Retro: Operating an Event Driven Platform –Daniel Selans

Dan is the co-founder and CTO of Streamdal.com, a streaming data performance monitoring company. Dan previously worked at companies such as InVisionApp, New Relic and DigitalOcean and before that, spent over 10 years doing integration and R&D work at data centers. In this talk, Daniel will detail how our team went about building out our event driven architecture. We will talk about what worked, what was painful and what we would do differently in the future. Participants will leave with a deeper understanding of the benefits of event driven architectures, the requirements for implementing and operating such systems and the most importantly - be able to spot the most common pitfalls well ahead of time.

Joel Tosi

Blending Product Thinking with Architecture –Joel Tosi

Joel is Owner and Co-Founder of Dojo & Co.
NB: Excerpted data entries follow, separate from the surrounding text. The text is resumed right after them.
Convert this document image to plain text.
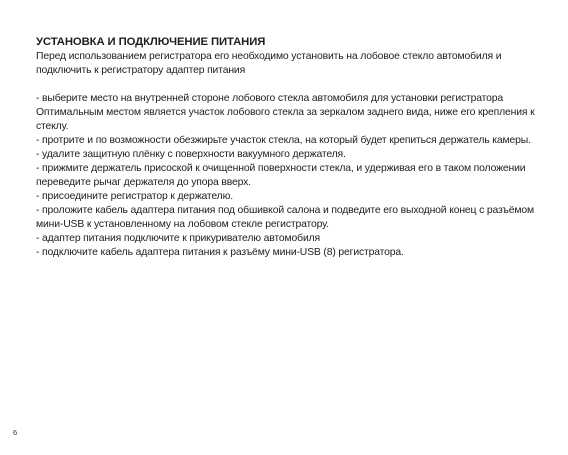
УСТАНОВКА И ПОДКЛЮЧЕНИЕ ПИТАНИЯ

Перед использованием регистратора его необходимо установить на лобовое стекло автомобиля и подключить к регистратору адаптер питания

- выберите место на внутренней стороне лобового стекла автомобиля для установки регистратора Оптимальным местом является участок лобового стекла за зеркалом заднего вида, ниже его крепления к стеклу.
- протрите и по возможности обезжирьте участок стекла, на который будет крепиться держатель камеры.
- удалите защитную плёнку с поверхности вакуумного держателя.
- прижмите держатель присоской к очищенной поверхности стекла, и удерживая его в таком положении переведите рычаг держателя до упора вверх.
- присоедините регистратор к держателю.
- проложите кабель адаптера питания под обшивкой салона и подведите его выходной конец с разъёмом мини-USB к установленному на лобовом стекле регистратору.
- адаптер питания подключите к прикуривателю автомобиля
- подключите кабель адаптера питания к разъёму мини-USB (8) регистратора.
6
For the past 12 years, Joel has been coaching organizations like Target, Northwest Mutual, Nielsen, RR Donnelly, Thomson Reuters, Disney, Pearson, and Verizon in developing new product delivery practices. He has been a dojo coach for more than 6 years. In this session we will walk through visualizations that help teams blend product thinking with architecture. Along the way, we will look at microservices and domain modeling as well as chaos engineering and fault tolerance - blending all of these into a context that is consumable by all and gives the right emphasis at the right time. Leave this session with simple visualizations and approaches that you can apply immediately.